Heather Pouliot, president of the Augusta Downtown Alliance, said adding two-way traffic to the center section of Water Street which has been one-way since 1945 won’t, by itself, be a “game-changer” but it will help bring more traffic and more businesses looking for a higher traffic count.


She said in recent years downtown advocates have talked with business owners from the Portland area who’ve said downtown Augusta doesn’t have a high enough traffic count for them to move there and know they’d have a steady customer base. She said the change is projected to bring an additional 200 or so cars a day through downtown. And she said that additional traffic count, in turn, will help bring more businesses to Augusta.

Keith Luke, the city’s deputy development director, said some residents have said they don’t see a need for the change, but he said it is needed to help decrease the downtown building vacancy rate. He said people who prefered it to remain one way primarily wanted to get through downtown Augusta, while officials hope the change will bring people who’ll stop in downtown Augusta, not just pass through.

Rollins and Pouliot both said after a couple of times driving through downtown, the new traffic flow was already starting to feel natural to them.

Rollins said the city will have to make changes to winter snow removal procedures with the change, since two directions of traffic will have to be maintained following a storm.

Lesley Jones, public works director, said the city will change how it removes snow from downtown, part of which will likely involve changes in parking rules following storms.

Workers painted stripes on the pavement downtown Sunday night and, Monday morning, finished installing new traffic signals at intersections of Bridge and Water streets and Winthrop and Water streets.


Part of the project not yet complete is the addition of a diagonal crosswalk at the intersection of Bridge and Water streets, which city and state Department of Transportation officials said they believe will be the first “pedestrian scramble” type of road crossing of its kind in Maine.

Once complete the new crosswalks crossing diagonally and forming an “X” in the middle of the intersection will allow pedestrians, if they wish, to cross from one corner to the opposite corner, a walk that, according to City Engineer Nicholas Hartley, could take some pedestrians two traffic light rotations to cross by getting to the same point the old way, of crossing one street, then another, to get to the opposite corner. Conventional crosswalks will remain across each street.

Hartley said while traffic signals at that intersection are ready for the change, the full diagonal crosswalks have not yet been painted on the street because the city was unable to find signs instructing pedestrians how to use the new system in time for Monday’s switchover. He said the city is having custom signs made up and the full diagonal crosswalk stripes will be painted on the street when the signs are in place.

While the project is expected to take away several parking spaces to allow for new turning lanes on Water Street, Hartley said nearly that many new parking spaces will be created as part of improvements planned on Commercial Street, which is just above Water Street. That project is expected to start shortly after the completion of the Water Street work. The net result, Hartley said, will be about the same number of parking spaces downtown after the work as there was previously.

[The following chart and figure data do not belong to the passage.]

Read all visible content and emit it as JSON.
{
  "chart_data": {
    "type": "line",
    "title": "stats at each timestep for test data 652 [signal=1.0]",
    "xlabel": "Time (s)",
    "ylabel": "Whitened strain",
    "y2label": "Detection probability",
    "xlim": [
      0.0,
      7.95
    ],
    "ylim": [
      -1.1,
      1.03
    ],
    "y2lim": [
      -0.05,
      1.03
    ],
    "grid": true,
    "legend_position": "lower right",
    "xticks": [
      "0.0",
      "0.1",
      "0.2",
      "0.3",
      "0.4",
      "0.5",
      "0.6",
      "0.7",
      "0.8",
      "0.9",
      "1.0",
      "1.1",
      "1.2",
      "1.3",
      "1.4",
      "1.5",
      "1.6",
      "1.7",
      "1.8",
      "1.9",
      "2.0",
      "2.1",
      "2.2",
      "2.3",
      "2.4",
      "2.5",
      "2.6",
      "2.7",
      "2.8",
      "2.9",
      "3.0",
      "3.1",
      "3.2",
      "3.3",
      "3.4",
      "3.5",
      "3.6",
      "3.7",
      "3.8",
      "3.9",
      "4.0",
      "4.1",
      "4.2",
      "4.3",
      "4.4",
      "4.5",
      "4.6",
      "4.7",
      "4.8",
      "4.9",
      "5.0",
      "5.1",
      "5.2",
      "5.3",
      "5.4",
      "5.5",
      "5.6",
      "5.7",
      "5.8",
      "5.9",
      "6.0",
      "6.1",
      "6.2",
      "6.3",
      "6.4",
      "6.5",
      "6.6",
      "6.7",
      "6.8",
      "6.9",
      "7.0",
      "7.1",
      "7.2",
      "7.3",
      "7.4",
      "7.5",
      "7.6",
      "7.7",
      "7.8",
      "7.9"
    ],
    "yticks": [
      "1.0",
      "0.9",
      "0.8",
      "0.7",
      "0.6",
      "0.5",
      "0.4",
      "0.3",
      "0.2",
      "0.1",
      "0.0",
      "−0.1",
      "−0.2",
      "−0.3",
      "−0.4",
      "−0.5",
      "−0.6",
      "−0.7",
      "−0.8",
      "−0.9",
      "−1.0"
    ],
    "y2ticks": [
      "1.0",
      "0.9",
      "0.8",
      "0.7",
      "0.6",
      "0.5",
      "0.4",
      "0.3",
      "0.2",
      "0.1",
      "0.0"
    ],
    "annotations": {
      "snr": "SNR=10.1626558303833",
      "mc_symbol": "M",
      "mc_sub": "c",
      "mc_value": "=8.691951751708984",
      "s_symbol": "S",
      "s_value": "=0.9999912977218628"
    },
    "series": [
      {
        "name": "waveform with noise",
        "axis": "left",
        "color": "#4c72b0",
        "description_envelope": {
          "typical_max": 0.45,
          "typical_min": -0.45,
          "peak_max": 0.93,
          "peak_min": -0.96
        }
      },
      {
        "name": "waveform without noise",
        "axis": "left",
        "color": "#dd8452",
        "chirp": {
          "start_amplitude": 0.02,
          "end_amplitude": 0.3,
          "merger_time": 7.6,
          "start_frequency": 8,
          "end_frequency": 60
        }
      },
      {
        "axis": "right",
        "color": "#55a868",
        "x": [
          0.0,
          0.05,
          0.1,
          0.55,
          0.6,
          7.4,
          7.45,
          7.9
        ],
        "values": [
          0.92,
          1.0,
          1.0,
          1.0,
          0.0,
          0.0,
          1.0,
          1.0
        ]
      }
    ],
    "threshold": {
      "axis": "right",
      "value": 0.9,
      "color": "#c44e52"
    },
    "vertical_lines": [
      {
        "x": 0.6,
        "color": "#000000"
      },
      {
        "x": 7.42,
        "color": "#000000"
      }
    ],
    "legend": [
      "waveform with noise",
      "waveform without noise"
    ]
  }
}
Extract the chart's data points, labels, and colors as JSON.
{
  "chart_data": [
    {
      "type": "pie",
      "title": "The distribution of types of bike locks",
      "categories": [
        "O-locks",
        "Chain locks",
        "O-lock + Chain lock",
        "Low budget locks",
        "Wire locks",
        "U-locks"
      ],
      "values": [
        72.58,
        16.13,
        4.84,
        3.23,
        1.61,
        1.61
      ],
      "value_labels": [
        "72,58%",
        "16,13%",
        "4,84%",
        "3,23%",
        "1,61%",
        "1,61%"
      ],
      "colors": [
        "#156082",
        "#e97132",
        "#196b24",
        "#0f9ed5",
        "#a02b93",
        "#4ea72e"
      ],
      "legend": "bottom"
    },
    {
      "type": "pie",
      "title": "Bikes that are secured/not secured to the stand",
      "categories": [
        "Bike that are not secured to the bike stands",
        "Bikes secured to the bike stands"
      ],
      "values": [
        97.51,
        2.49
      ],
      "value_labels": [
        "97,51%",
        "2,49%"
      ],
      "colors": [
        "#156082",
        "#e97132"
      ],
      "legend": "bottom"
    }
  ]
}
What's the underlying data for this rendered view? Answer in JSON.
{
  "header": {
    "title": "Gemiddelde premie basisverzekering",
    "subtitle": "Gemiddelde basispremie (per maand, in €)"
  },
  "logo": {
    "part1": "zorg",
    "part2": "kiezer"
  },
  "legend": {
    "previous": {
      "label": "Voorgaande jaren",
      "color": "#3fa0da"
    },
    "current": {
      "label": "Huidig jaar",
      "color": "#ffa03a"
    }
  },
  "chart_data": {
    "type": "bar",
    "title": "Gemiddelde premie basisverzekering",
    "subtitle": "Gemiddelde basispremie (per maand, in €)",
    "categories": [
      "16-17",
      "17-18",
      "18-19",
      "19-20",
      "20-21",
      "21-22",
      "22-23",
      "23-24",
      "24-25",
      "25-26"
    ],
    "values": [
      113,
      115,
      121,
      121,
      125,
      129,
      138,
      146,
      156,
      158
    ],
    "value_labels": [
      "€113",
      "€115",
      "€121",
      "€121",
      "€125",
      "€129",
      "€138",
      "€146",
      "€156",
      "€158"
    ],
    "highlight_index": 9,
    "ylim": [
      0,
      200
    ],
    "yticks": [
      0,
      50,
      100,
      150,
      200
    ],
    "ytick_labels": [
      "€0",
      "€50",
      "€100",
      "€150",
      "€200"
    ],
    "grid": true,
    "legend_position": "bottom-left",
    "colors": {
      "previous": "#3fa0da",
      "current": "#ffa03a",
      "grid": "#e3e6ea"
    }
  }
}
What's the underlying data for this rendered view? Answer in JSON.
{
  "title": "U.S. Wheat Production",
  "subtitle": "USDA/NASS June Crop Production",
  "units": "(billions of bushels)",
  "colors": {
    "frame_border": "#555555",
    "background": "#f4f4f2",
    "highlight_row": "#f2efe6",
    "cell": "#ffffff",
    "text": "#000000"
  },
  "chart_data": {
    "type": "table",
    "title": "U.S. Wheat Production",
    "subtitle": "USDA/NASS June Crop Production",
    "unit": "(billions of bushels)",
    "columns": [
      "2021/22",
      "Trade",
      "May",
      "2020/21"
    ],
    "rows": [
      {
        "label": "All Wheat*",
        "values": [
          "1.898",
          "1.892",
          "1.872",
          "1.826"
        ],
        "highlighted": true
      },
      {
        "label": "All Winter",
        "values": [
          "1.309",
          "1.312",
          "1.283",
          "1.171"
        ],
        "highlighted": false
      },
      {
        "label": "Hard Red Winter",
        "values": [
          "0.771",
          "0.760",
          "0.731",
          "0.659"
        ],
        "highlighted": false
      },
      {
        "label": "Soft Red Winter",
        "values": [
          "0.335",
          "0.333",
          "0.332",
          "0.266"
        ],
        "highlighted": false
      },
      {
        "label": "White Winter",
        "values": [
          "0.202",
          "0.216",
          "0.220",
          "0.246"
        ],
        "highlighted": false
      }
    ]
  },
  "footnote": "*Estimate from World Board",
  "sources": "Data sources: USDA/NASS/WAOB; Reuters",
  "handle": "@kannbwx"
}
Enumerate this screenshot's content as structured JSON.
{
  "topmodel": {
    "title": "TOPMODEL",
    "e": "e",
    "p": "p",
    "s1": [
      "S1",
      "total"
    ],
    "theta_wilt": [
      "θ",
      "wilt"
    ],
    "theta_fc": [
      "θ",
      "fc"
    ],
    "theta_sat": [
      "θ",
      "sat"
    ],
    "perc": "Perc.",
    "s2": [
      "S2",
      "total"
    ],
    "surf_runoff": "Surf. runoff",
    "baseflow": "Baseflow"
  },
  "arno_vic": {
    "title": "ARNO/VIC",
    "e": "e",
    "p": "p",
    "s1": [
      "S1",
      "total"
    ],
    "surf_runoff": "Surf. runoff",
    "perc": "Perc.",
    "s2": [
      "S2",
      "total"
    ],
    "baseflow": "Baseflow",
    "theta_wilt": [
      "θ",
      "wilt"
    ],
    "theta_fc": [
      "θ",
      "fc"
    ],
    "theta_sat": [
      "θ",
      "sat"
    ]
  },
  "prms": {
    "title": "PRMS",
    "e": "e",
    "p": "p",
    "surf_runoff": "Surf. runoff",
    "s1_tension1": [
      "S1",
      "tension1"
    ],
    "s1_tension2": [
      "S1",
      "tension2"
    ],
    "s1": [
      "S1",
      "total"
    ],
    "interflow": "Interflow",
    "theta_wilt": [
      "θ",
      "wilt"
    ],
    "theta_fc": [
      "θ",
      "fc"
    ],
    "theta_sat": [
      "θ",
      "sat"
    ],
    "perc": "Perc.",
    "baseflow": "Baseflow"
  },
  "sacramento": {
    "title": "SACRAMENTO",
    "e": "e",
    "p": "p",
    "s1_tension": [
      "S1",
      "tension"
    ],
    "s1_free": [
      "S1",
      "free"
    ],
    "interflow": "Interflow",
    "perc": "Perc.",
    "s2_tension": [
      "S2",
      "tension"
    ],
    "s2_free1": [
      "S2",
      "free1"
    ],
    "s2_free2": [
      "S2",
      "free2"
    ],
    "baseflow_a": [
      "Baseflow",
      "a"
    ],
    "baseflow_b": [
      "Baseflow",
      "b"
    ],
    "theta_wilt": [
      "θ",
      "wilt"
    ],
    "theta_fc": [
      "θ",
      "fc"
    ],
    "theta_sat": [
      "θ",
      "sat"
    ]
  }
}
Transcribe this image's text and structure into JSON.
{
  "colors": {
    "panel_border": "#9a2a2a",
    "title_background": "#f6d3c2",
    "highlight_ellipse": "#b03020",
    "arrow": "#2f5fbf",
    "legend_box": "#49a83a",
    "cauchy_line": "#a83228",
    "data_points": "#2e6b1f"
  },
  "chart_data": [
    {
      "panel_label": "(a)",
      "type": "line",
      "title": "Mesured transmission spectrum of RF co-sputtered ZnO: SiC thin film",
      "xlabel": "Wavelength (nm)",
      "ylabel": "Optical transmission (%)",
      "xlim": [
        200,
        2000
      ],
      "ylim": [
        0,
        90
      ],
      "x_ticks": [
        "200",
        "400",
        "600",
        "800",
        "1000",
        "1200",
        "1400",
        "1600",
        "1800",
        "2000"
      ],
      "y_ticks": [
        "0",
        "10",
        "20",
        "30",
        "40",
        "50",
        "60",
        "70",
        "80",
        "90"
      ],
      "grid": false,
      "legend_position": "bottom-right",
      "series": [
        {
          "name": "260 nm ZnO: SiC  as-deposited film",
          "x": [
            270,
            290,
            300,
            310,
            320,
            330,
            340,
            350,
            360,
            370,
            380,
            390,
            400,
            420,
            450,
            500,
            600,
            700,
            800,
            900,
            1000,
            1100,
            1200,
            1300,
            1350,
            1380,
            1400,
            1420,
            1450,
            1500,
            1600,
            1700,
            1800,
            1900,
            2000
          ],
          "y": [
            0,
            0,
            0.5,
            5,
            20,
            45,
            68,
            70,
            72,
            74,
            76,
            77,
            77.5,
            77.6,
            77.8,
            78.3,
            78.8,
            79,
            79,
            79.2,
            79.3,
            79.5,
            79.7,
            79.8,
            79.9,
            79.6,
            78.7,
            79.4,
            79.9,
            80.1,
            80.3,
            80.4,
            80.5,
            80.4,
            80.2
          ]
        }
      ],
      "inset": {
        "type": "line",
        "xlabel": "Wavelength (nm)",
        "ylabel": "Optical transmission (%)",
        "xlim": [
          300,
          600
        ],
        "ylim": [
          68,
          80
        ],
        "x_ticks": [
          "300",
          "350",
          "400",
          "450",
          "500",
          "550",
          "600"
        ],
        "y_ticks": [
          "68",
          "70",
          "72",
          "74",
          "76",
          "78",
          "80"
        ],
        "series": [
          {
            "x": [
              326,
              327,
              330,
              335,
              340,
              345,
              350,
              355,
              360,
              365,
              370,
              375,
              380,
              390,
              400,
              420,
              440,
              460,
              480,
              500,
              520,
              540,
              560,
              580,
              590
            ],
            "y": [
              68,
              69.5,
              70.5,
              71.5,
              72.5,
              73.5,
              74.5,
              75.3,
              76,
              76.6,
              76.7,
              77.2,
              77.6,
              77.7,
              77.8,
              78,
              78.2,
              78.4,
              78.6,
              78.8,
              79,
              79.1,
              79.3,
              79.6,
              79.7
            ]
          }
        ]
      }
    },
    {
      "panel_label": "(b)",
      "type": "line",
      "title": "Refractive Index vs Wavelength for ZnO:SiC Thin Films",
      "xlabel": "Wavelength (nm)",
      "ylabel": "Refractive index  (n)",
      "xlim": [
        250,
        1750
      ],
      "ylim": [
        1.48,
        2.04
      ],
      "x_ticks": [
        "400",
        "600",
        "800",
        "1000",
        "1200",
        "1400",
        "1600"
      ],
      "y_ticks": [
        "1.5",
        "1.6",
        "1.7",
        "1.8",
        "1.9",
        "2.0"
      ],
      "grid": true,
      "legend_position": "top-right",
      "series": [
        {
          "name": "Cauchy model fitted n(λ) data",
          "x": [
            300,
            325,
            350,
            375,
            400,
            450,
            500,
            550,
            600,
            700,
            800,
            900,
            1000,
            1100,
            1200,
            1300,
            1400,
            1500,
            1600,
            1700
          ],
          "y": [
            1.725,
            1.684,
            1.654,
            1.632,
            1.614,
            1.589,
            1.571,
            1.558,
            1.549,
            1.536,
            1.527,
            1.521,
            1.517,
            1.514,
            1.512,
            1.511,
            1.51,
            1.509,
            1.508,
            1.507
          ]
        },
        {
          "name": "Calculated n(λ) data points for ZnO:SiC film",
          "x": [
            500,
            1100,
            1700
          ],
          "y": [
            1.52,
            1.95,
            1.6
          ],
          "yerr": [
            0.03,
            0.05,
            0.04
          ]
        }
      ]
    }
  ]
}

The nearly $200,000 project converting the street to two-way started last month. Water Street never closed fully to traffic, but parking was banned for one day while the street was repaved.

Behr said delivery drivers making deliveries downtown should use Commercial Street, at least until it closes soon for a reconstruction project, Front Street, or a parking space to unload. While no bicycle lanes were added as part of the project, Behr said bicyclists are still welcome downtown and should follow the same rules of the road as motorists.